It's odd that DreamWorks can't seem to get its animated act together. Since 1998—when Antz and The Prince of Egypt shot out of the proverbial corporate cannon (with a battle cry of "Take that, Mouse!)—DreamWorks has earned a reputation for splashy but mediocre derivations of Disney. The best of these were farmed out to other production companies: Pixar mirror PDI (Antz, Shrek) and Nick Park's Aardman Animations (Chicken Run). DreamWorks SKG co-founder Jeffrey Katzenberg (he's the K in SKG) absconded from Disney years ago with an armload of their talents and ideas. Perhaps—just as Steven Spielberg makes his "inner child" the dominant presence of his films—Katzenberg fancies himself as the thieving Sinbad, the scrappy scalawag who made good.
Except that Sinbad: Legend of the Seven Seas isn't particularly good. It ain't bad, exactly, and younger kids will undoubtedly take a shine to its simple-minded, straight-ahead story. But most over the age of twelve will frown at Sinbad's bland familiarity or its egregious composting of the Sinbad mythology.
Sinbad is scripted, weakly, by John Logan. Since Gladiator, he's written The Time Machine and Star Trek: Nemesis. A genre geek, Logan has apparently advanced well beyond his highest level of competence. Logan has actually recycled elements of The Odyssey here, but since The Odyssey isn't a very good name, he called it Sinbad: Legend of the Seven Seas instead. Though all traces of the story's mostly Arabic origins in One Thousand and One Nights (a.k.a. The Arabian Nights) have been meticulously scrubbed away, Sinbad (voiced by Brad Pitt) still sails the Seven Seas. Here, he also runs afoul of the good people of the Twelve Cities, including his childhood friend Proteus (Joseph Fiennes). The upstanding Proteus has been charged with guarding the protective Book of Peace, which shoots a fancy blue light everywhere as all sacred objects in movies since Raiders of the Lost Ark are obliged to do.

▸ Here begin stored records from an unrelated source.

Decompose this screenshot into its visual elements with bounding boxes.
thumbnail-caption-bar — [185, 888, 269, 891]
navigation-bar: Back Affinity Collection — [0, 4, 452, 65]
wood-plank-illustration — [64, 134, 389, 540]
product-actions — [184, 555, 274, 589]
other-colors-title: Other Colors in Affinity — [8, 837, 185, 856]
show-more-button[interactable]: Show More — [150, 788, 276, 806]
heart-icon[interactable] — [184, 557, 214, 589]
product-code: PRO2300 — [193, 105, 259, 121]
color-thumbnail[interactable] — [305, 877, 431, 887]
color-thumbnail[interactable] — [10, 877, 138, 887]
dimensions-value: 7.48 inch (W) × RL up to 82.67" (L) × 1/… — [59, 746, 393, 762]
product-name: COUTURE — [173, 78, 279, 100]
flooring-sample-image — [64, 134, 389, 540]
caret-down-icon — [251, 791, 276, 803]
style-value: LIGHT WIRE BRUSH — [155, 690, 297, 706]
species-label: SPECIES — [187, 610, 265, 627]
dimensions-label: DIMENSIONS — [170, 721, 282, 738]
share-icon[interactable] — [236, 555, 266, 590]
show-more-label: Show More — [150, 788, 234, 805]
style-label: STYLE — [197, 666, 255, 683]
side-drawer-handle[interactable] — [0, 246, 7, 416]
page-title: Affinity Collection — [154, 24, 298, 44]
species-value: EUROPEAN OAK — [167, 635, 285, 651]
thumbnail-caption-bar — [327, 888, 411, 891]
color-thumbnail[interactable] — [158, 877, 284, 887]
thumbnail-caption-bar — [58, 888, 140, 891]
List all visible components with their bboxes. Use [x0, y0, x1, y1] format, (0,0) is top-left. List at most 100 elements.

Anyway, Sinbad wants it, because he's a thief looking to retire to an island paradise. Eris--the goddess of discord who lives in the dark confines of Tartarus (more halfway Greek mythology for you)--swindles Sinbad into stealing the book for her. Complications ensue, leading Sinbad and Proteus's fiancée Marina (Catherine Zeta-Jones) to set sail for Tartarus to reclaim the book.

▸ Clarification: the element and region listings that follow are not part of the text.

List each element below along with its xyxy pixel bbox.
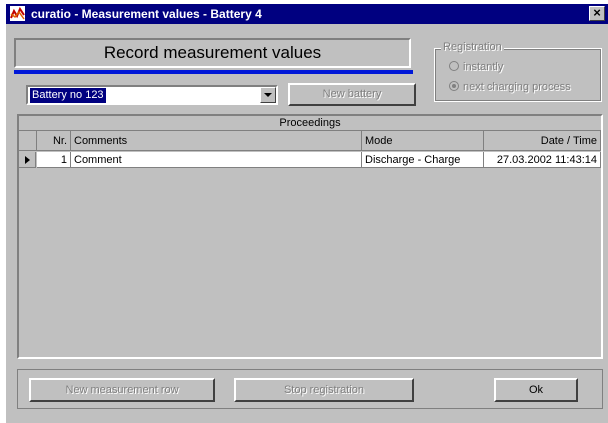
radio-next-charging-label: next charging process <box>463 81 571 93</box>
accent-divider <box>14 70 413 74</box>
cell-datetime[interactable]: 27.03.2002 11:43:14 <box>484 152 601 168</box>
row-indicator-header <box>19 131 37 151</box>
radio-instantly-icon <box>449 61 459 71</box>
table-row[interactable]: 1 Comment Discharge - Charge 27.03.2002 … <box>19 152 601 168</box>
radio-instantly[interactable]: instantly <box>449 61 503 73</box>
radio-next-charging-icon <box>449 81 459 91</box>
cell-mode[interactable]: Discharge - Charge <box>362 152 484 168</box>
page-title: Record measurement values <box>14 38 411 68</box>
row-pointer-icon <box>25 156 30 164</box>
registration-group: Registration instantly next charging pro… <box>434 41 602 102</box>
stop-registration-button[interactable]: Stop registration <box>234 378 414 402</box>
new-measurement-row-button[interactable]: New measurement row <box>29 378 215 402</box>
column-header-datetime[interactable]: Date / Time <box>484 131 601 151</box>
window-title: curatio - Measurement values - Battery 4 <box>31 7 262 21</box>
chevron-down-icon[interactable] <box>260 87 276 103</box>
proceedings-grid: Proceedings Nr. Comments Mode Date / Tim… <box>17 114 603 359</box>
cell-nr[interactable]: 1 <box>37 152 71 168</box>
radio-instantly-label: instantly <box>463 61 504 73</box>
cell-comments[interactable]: Comment <box>71 152 362 168</box>
close-icon[interactable]: × <box>589 6 605 21</box>
registration-legend: Registration <box>441 41 504 53</box>
app-icon <box>10 6 25 21</box>
battery-select[interactable]: Battery no 123 <box>26 85 278 105</box>
proceedings-caption: Proceedings <box>19 116 601 131</box>
current-row-indicator <box>19 152 36 168</box>
measurement-values-window: curatio - Measurement values - Battery 4… <box>6 4 608 423</box>
column-header-comments[interactable]: Comments <box>71 131 362 151</box>
title-bar[interactable]: curatio - Measurement values - Battery 4… <box>6 4 608 24</box>
battery-select-value: Battery no 123 <box>30 88 106 103</box>
ok-button[interactable]: Ok <box>494 378 578 402</box>
column-header-mode[interactable]: Mode <box>362 131 484 151</box>
new-battery-button[interactable]: New battery <box>288 83 416 106</box>
radio-next-charging-process[interactable]: next charging process <box>449 81 571 93</box>
column-header-nr[interactable]: Nr. <box>37 131 71 151</box>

In color, design, and sensibility, Sinbad resembles Disney's Treasure Planet (go figure), though it makes that flop seem classier by comparison. Though Sinbad is not, like Treasure Planet, science fiction, the filmmakers include a flying ship sequence of their own. The hand-drawn animation melds poorly with CGI elements such as a sea serpent, but the action is generally passable. Some muddled Errol Flynn-style swashbuckling and, in particular, a lushly designed Siren sequence (yet more Greek mythology) stand out as visually interesting.

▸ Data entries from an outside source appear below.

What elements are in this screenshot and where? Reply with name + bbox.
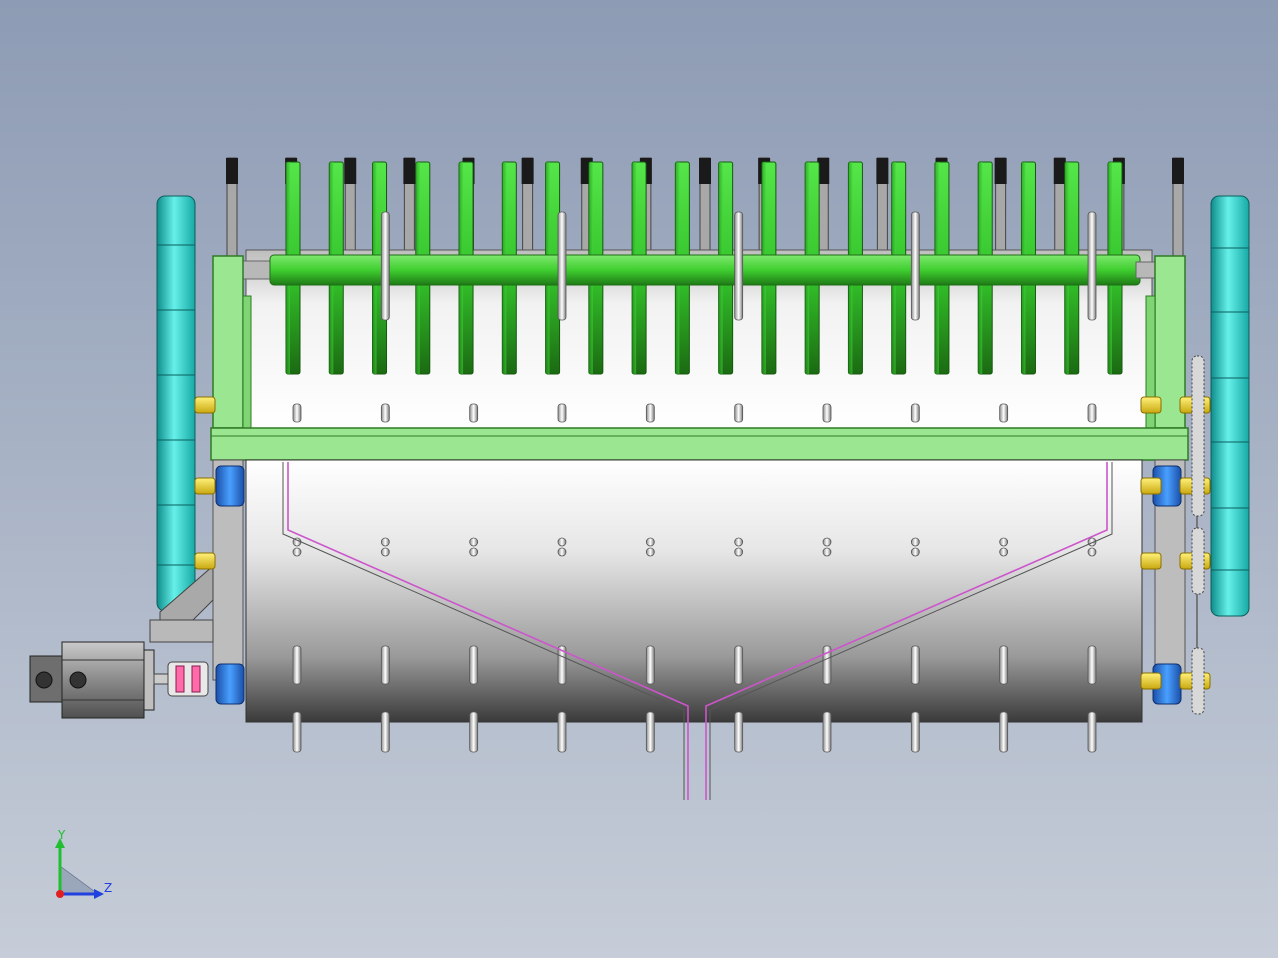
x-axis-dot bbox=[56, 890, 64, 898]
drum-pin bbox=[1087, 711, 1097, 753]
left-frame-plate bbox=[212, 255, 244, 429]
drum-pin bbox=[822, 711, 832, 753]
chain-drive bbox=[1191, 355, 1205, 715]
frame-crossbeam bbox=[210, 427, 1189, 461]
servo-motor-icon bbox=[29, 641, 155, 719]
drum-pin bbox=[999, 403, 1009, 423]
drum-pin bbox=[734, 645, 744, 685]
coupling-icon bbox=[153, 661, 209, 697]
drum-pin bbox=[469, 403, 479, 423]
z-axis-label: Z bbox=[104, 881, 112, 895]
drum-pin bbox=[910, 645, 920, 685]
drum-pin bbox=[292, 403, 302, 423]
y-axis-label: Y bbox=[57, 830, 66, 842]
bearing-icon bbox=[215, 465, 245, 507]
bearing-icon bbox=[215, 663, 245, 705]
drum-pin bbox=[292, 711, 302, 753]
drum-pin bbox=[999, 645, 1009, 685]
drum-pin bbox=[469, 711, 479, 753]
coordinate-triad: Y Z bbox=[55, 830, 112, 899]
tine-shaft bbox=[239, 254, 1159, 286]
model-viewport[interactable] bbox=[0, 0, 1278, 958]
drum-pin bbox=[999, 711, 1009, 753]
drum-pin bbox=[822, 403, 832, 423]
drum-pin bbox=[1087, 645, 1097, 685]
drum-pin bbox=[292, 645, 302, 685]
drum-pin bbox=[645, 711, 655, 753]
drum-pin bbox=[645, 403, 655, 423]
drum-pin bbox=[645, 645, 655, 685]
drum-pin bbox=[469, 645, 479, 685]
drum-pin bbox=[380, 711, 390, 753]
right-ground-wheel bbox=[1210, 195, 1250, 617]
drum-pin bbox=[557, 711, 567, 753]
drum-pin bbox=[734, 711, 744, 753]
left-ground-wheel bbox=[156, 195, 196, 612]
drum-pin bbox=[380, 645, 390, 685]
drum-pin bbox=[910, 711, 920, 753]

Most pleasure there is to be had for the elder members of the audience comes from the distinctive voices of the leads: Pitt grumbles amusingly, and Michelle Pfeiffer vamps it up as Eris. A bad sound mix sometimes drowns out the dialogue, which—come to think of it—may be a good thing. With set-'em-up, knock-'em down predictability, Sinbad blusters something like "A ship is no place for a woman," only to be immediately proven wrong.
Unfortunately, in this way and others, Sinbad is more a selfish jerk than an appealing rogue, turning into a likeable hero only in the home stretch. By then, adults will be checking their watches and kids will have set to work forgetting the movie which came before.